Итак, в одну из первых поездок в Даллас Белин наведался к своему другу, раввину Сильверману, а тот продолжал регулярно навещать Руби в тюрьме. Белин сказал Сильверману: он понимает, что большая часть разговоров раввина с прихожанином остается конфиденциальной, «но не поднимался ли вопрос о существовании заговора?» Верит ли Сильверман утверждению Руби, что тот действовал в одиночку?
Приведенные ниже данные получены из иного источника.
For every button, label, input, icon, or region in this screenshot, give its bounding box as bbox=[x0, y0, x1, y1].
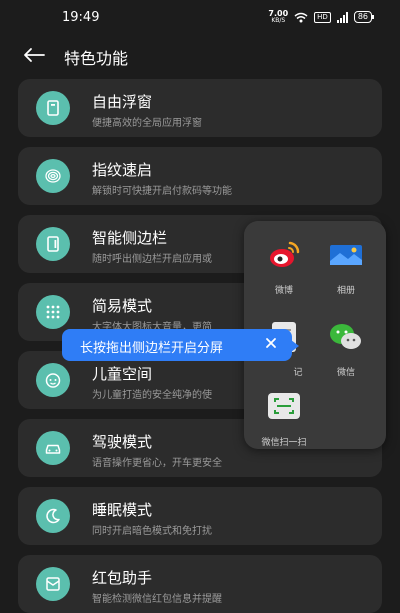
feature-item-sleep-mode[interactable]: 睡眠模式 同时开启暗色模式和免打扰 bbox=[18, 487, 382, 545]
status-icons: 7.00 KB/S HD 86 bbox=[268, 9, 375, 25]
sidebar-app-gallery[interactable]: 相册 bbox=[316, 237, 376, 296]
split-screen-tooltip: 长按拖出侧边栏开启分屏 bbox=[62, 329, 299, 361]
page-title: 特色功能 bbox=[64, 49, 129, 68]
feature-subtitle: 语音操作更省心，开车更安全 bbox=[92, 458, 222, 469]
feature-title: 智能侧边栏 bbox=[92, 229, 168, 247]
page-header: 特色功能 bbox=[0, 38, 400, 72]
moon-icon bbox=[36, 499, 70, 533]
floating-window-icon bbox=[36, 91, 70, 125]
feature-title: 自由浮窗 bbox=[92, 93, 153, 111]
wechat-scan-icon bbox=[268, 393, 300, 419]
sidebar-app-label: 微博 bbox=[274, 286, 293, 296]
sidebar-app-label: 相册 bbox=[336, 286, 355, 296]
sidebar-icon bbox=[36, 227, 70, 261]
feature-subtitle: 为儿童打造的安全纯净的使 bbox=[92, 390, 212, 401]
feature-item-fingerprint[interactable]: 指纹速启 解锁时可快捷开启付款码等功能 bbox=[18, 147, 382, 205]
signal-icon bbox=[336, 11, 348, 23]
fingerprint-icon bbox=[36, 159, 70, 193]
feature-subtitle: 同时开启暗色模式和免打扰 bbox=[92, 526, 212, 537]
gallery-icon bbox=[330, 245, 362, 265]
feature-title: 红包助手 bbox=[92, 569, 153, 587]
feature-subtitle: 解锁时可快捷开启付款码等功能 bbox=[92, 186, 232, 197]
sidebar-app-weibo[interactable]: 微博 bbox=[254, 237, 314, 296]
back-arrow-icon[interactable] bbox=[22, 47, 46, 63]
close-icon[interactable] bbox=[264, 336, 278, 350]
sidebar-app-label: 微信扫一扫 bbox=[261, 438, 307, 448]
feature-item-red-packet-assistant[interactable]: 红包助手 智能检测微信红包信息并提醒 bbox=[18, 555, 382, 613]
feature-title: 睡眠模式 bbox=[92, 501, 153, 519]
envelope-icon bbox=[36, 567, 70, 601]
status-time: 19:49 bbox=[62, 9, 100, 25]
feature-subtitle: 便捷高效的全局应用浮窗 bbox=[92, 118, 202, 129]
tooltip-text: 长按拖出侧边栏开启分屏 bbox=[80, 341, 224, 356]
feature-title: 指纹速启 bbox=[92, 161, 153, 179]
sidebar-app-label: 微信 bbox=[336, 368, 355, 378]
grid-dots-icon bbox=[36, 295, 70, 329]
hd-badge: HD bbox=[314, 11, 331, 23]
sidebar-app-label: 记 bbox=[293, 368, 303, 378]
feature-subtitle: 智能检测微信红包信息并提醒 bbox=[92, 594, 222, 605]
network-speed-value: 7.00 bbox=[268, 9, 289, 18]
feature-item-floating-window[interactable]: 自由浮窗 便捷高效的全局应用浮窗 bbox=[18, 79, 382, 137]
feature-title: 简易模式 bbox=[92, 297, 153, 315]
sidebar-app-wechat-scan[interactable]: 微信扫一扫 bbox=[254, 389, 314, 448]
network-speed-unit: KB/S bbox=[271, 17, 286, 24]
wechat-icon bbox=[330, 324, 361, 349]
sidebar-app-wechat[interactable]: 微信 bbox=[316, 319, 376, 378]
network-speed: 7.00 KB/S bbox=[268, 9, 289, 25]
battery-icon: 86 bbox=[353, 11, 375, 23]
feature-subtitle: 随时呼出侧边栏开启应用或 bbox=[92, 254, 212, 265]
weibo-icon bbox=[270, 241, 300, 267]
wifi-icon bbox=[294, 12, 308, 22]
child-face-icon bbox=[36, 363, 70, 397]
feature-title: 儿童空间 bbox=[92, 365, 153, 383]
feature-title: 驾驶模式 bbox=[92, 433, 153, 451]
status-bar: 19:49 7.00 KB/S HD 86 bbox=[0, 0, 400, 34]
car-icon bbox=[36, 431, 70, 465]
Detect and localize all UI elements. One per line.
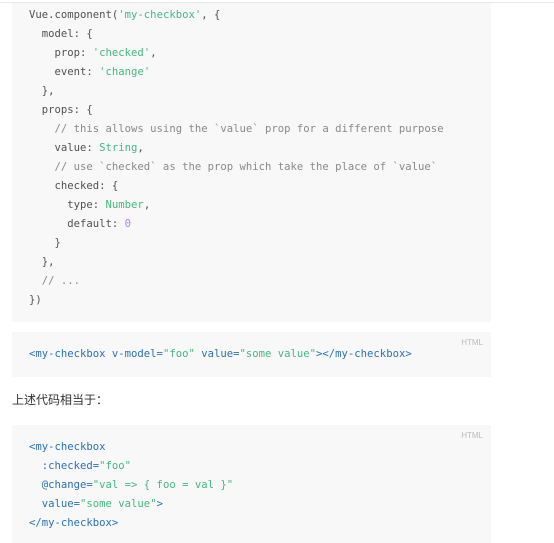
code-line: <my-checkbox xyxy=(29,438,491,457)
code-line: value: String, xyxy=(29,139,491,158)
code-line: // use `checked` as the prop which take … xyxy=(29,158,491,177)
code-string: 'change' xyxy=(99,66,151,78)
code-line: default: 0 xyxy=(29,215,491,234)
code-tag: value= xyxy=(29,498,81,510)
code-block-html-usage: HTML <my-checkbox v-model="foo" value="so… xyxy=(12,332,491,377)
code-token: default: xyxy=(29,218,125,230)
code-string: "foo" xyxy=(99,460,132,472)
code-token: } xyxy=(29,237,61,249)
code-string: Number xyxy=(105,199,144,211)
code-line: type: Number, xyxy=(29,196,491,215)
code-comment: // ... xyxy=(29,275,81,287)
code-tag: @change= xyxy=(29,479,93,491)
code-comment: // this allows using the `value` prop fo… xyxy=(29,123,444,135)
code-line: @change="val => { foo = val }" xyxy=(29,476,491,495)
code-line: value="some value"> xyxy=(29,495,491,514)
code-line: model: { xyxy=(29,25,491,44)
code-line: :checked="foo" xyxy=(29,457,491,476)
code-token: model: { xyxy=(29,28,93,40)
code-string: 'checked' xyxy=(92,47,151,59)
code-block-js: Vue.component('my-checkbox', { model: { … xyxy=(12,3,491,322)
code-token: , xyxy=(150,47,157,59)
code-string: "some value" xyxy=(80,498,157,510)
code-line: // ... xyxy=(29,272,491,291)
paragraph-text: 上述代码相当于： xyxy=(12,393,109,407)
code-token: , xyxy=(137,142,144,154)
code-tag: <my-checkbox xyxy=(29,441,106,453)
code-string: "val => { foo = val }" xyxy=(92,479,234,491)
code-language-label: HTML xyxy=(461,338,483,347)
code-line: }, xyxy=(29,82,491,101)
code-tag: value= xyxy=(194,348,240,360)
code-token: }) xyxy=(29,294,42,306)
code-content: <my-checkbox :checked="foo" @change="val… xyxy=(29,438,491,533)
code-tag: :checked= xyxy=(29,460,100,472)
code-line: // this allows using the `value` prop fo… xyxy=(29,120,491,139)
code-token: event: xyxy=(29,66,100,78)
code-line: Vue.component('my-checkbox', { xyxy=(29,6,491,25)
code-token: }, xyxy=(29,85,55,97)
code-token: type: xyxy=(29,199,106,211)
code-line: }, xyxy=(29,253,491,272)
code-string: 'my-checkbox' xyxy=(118,9,202,21)
code-line: } xyxy=(29,234,491,253)
code-line: event: 'change' xyxy=(29,63,491,82)
code-token: }, xyxy=(29,256,55,268)
code-tag: > xyxy=(156,498,163,510)
code-block-html-equivalent: HTML <my-checkbox :checked="foo" @change=… xyxy=(12,425,491,543)
code-string: "foo" xyxy=(162,348,195,360)
code-string: "some value" xyxy=(239,348,317,360)
code-token: props: { xyxy=(29,104,93,116)
code-token: prop: xyxy=(29,47,93,59)
code-tag: <my-checkbox v-model= xyxy=(29,348,163,360)
code-content: Vue.component('my-checkbox', { model: { … xyxy=(29,6,491,310)
code-token: value: xyxy=(29,142,100,154)
code-string: String xyxy=(99,142,138,154)
code-token: Vue.component( xyxy=(29,9,119,21)
code-tag: ></my-checkbox> xyxy=(316,348,412,360)
code-token: checked: { xyxy=(29,180,119,192)
code-token: , xyxy=(143,199,151,211)
code-language-label: HTML xyxy=(461,431,483,440)
code-comment: // use `checked` as the prop which take … xyxy=(29,161,438,173)
code-line: </my-checkbox> xyxy=(29,514,491,533)
code-tag: </my-checkbox> xyxy=(29,517,119,529)
code-line: }) xyxy=(29,291,491,310)
code-number: 0 xyxy=(124,218,132,230)
code-content: <my-checkbox v-model="foo" value="some v… xyxy=(29,345,491,364)
code-token: , { xyxy=(201,9,221,21)
code-line: <my-checkbox v-model="foo" value="some v… xyxy=(29,345,491,364)
code-line: prop: 'checked', xyxy=(29,44,491,63)
code-line: checked: { xyxy=(29,177,491,196)
code-line: props: { xyxy=(29,101,491,120)
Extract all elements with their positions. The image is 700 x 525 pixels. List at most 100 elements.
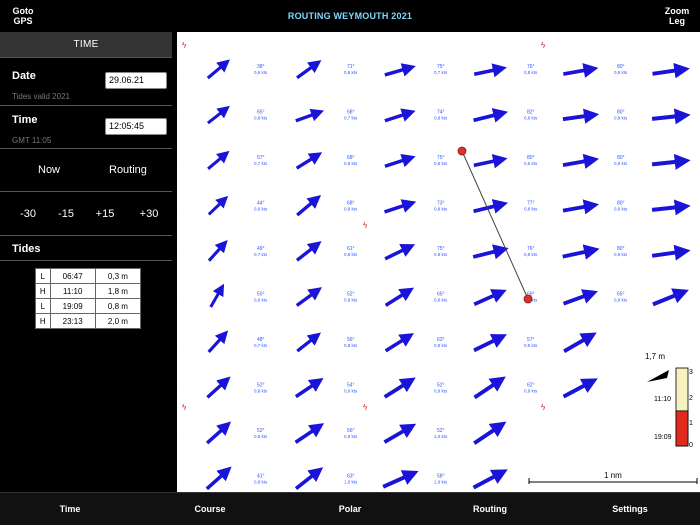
tide-time: 06:47: [49, 268, 96, 284]
divider: [0, 105, 172, 106]
tidal-stream-arrow: [383, 199, 417, 214]
stream-speed-label: 0,8 kts: [524, 70, 538, 75]
tab-course[interactable]: Course: [175, 504, 245, 514]
tide-type: H: [35, 283, 51, 299]
route-start-waypoint[interactable]: [457, 146, 467, 156]
route-end-waypoint[interactable]: [523, 294, 533, 304]
tidal-stream-arrow: [384, 333, 414, 353]
tide-time: 19:09: [49, 298, 96, 314]
stream-speed-label: 0,8 kts: [614, 70, 628, 75]
tidal-stream-arrow: [651, 244, 691, 261]
minus-15-button[interactable]: -15: [48, 208, 84, 220]
stream-speed-label: 1,0 kts: [344, 480, 358, 485]
tidal-stream-arrow: [562, 244, 600, 260]
tidal-stream-arrow: [562, 153, 600, 169]
gauge-tick: 1: [689, 420, 693, 427]
stream-speed-label: 0,9 kts: [614, 116, 628, 121]
tidal-stream-arrow: [563, 63, 599, 78]
stream-speed-label: 0,9 kts: [524, 343, 538, 348]
tab-polar[interactable]: Polar: [315, 504, 385, 514]
tidal-stream-arrow: [384, 63, 416, 77]
tidal-stream-arrow: [295, 152, 323, 170]
tide-type: H: [35, 313, 51, 329]
red-marker: ϟ: [541, 403, 546, 412]
stream-speed-label: 0,8 kts: [434, 298, 448, 303]
stream-speed-label: 0,7 kts: [254, 161, 268, 166]
stream-speed-label: 0,9 kts: [614, 298, 628, 303]
tab-settings[interactable]: Settings: [595, 504, 665, 514]
minus-30-button[interactable]: -30: [10, 208, 46, 220]
tidal-stream-arrow: [294, 423, 325, 444]
tidal-stream-arrow: [207, 330, 229, 354]
red-marker: ϟ: [182, 403, 187, 412]
tidal-stream-arrow: [472, 244, 509, 260]
plus-15-button[interactable]: +15: [87, 208, 123, 220]
stream-speed-label: 0,8 kts: [434, 161, 448, 166]
tab-routing[interactable]: Routing: [455, 504, 525, 514]
stream-speed-label: 0,8 kts: [434, 207, 448, 212]
app-title: ROUTING WEYMOUTH 2021: [287, 11, 413, 21]
stream-speed-label: 0,6 kts: [254, 207, 268, 212]
tidal-stream-arrow: [383, 377, 416, 399]
stream-speed-label: 0,8 kts: [524, 116, 538, 121]
stream-speed-label: 0,8 kts: [344, 70, 358, 75]
time-label: Time: [12, 114, 38, 126]
stream-speed-label: 0,9 kts: [344, 389, 358, 394]
date-field[interactable]: 29.06.21: [105, 72, 167, 89]
divider: [0, 260, 172, 261]
tide-time: 23:13: [49, 313, 96, 329]
tidal-stream-arrow: [562, 289, 598, 306]
scale-label: 1 nm: [604, 471, 622, 480]
tidal-stream-arrow: [651, 199, 691, 216]
bottom-tab-bar: Time Course Polar Routing Settings: [0, 492, 700, 525]
stream-speed-label: 0,8 kts: [177, 434, 178, 439]
stream-speed-label: 0,8 kts: [524, 389, 538, 394]
stream-speed-label: 0,6 kts: [177, 70, 178, 75]
stream-speed-label: 0,6 kts: [177, 161, 178, 166]
tab-time[interactable]: Time: [35, 504, 105, 514]
tide-height: 2,0 m: [94, 313, 142, 329]
tidal-stream-chart: 43°0,6 kts38°0,6 kts71°0,8 kts75°0,7 kts…: [177, 41, 698, 491]
divider: [0, 148, 172, 149]
top-bar: Goto GPS ROUTING WEYMOUTH 2021 Zoom Leg: [0, 0, 700, 32]
stream-speed-label: 0,9 kts: [344, 434, 358, 439]
stream-speed-label: 0,8 kts: [254, 389, 268, 394]
tidal-stream-arrow: [652, 288, 689, 307]
stream-speed-label: 0,9 kts: [614, 252, 628, 257]
tide-row: H 23:13 2,0 m: [35, 313, 142, 329]
stream-speed-label: 0,7 kts: [177, 389, 178, 394]
plus-30-button[interactable]: +30: [131, 208, 167, 220]
tidal-stream-arrow: [206, 376, 231, 399]
tidal-stream-arrow: [296, 195, 322, 217]
stream-speed-label: 0,9 kts: [614, 207, 628, 212]
stream-speed-label: 0,9 kts: [434, 389, 448, 394]
tide-type: L: [35, 268, 51, 284]
now-button[interactable]: Now: [38, 164, 60, 176]
stream-speed-label: 0,8 kts: [177, 480, 178, 485]
tidal-stream-arrow: [473, 154, 508, 169]
tidal-stream-arrow: [206, 105, 230, 125]
gauge-low-water-time: 19:09: [654, 434, 672, 441]
date-label: Date: [12, 70, 36, 82]
routing-time-button[interactable]: Routing: [109, 164, 147, 176]
tidal-stream-arrow: [294, 467, 324, 490]
route-leg: [461, 150, 529, 300]
tidal-stream-arrow: [651, 154, 691, 170]
tide-time: 11:10: [49, 283, 96, 299]
tidal-stream-arrow: [205, 421, 232, 445]
tidal-stream-arrow: [206, 59, 231, 80]
tidal-stream-arrow: [384, 153, 416, 168]
time-field[interactable]: 12:05:45: [105, 118, 167, 135]
tidal-stream-map[interactable]: 43°0,6 kts38°0,6 kts71°0,8 kts75°0,7 kts…: [177, 32, 700, 492]
gauge-height-label: 1,7 m: [645, 352, 665, 361]
gauge-tick: 2: [689, 395, 693, 402]
tidal-stream-arrow: [209, 283, 225, 308]
stream-speed-label: 0,6 kts: [177, 116, 178, 121]
zoom-leg-button[interactable]: Zoom Leg: [662, 6, 692, 26]
stream-speed-label: 0,7 kts: [254, 343, 268, 348]
gauge-level-fill: [675, 410, 689, 447]
stream-speed-label: 0,8 kts: [524, 161, 538, 166]
tidal-stream-arrow: [652, 62, 690, 79]
stream-speed-label: 0,8 kts: [254, 434, 268, 439]
divider: [0, 191, 172, 192]
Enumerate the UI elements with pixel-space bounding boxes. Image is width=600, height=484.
«Джек Руби не причастен ни к каким заговорам, – ответил Сильверман. – Тут нет сомнений». Руби заверял раввина в том, что действовал один, и Сильверман считал, что заключенный говорит правду. Руби сказал Сильверману, что если бы он действовал по чьему-то приказу, то пристрелил бы Освальда сразу, когда еще в пятницу вечером оказался рядом с ним во время пресс-конференции в полицейском управлении. «Захоти я убить его, тут бы и спустил курок, ведь пистолет лежал у меня в кармане», – пояснил Руби Сильверману. По словам раввина, Руби всегда приводил одно и то же объяснение своего поступка: он убил Освальда, «чтобы избавить миссис Кеннеди от необходимости возвращаться сюда на суд».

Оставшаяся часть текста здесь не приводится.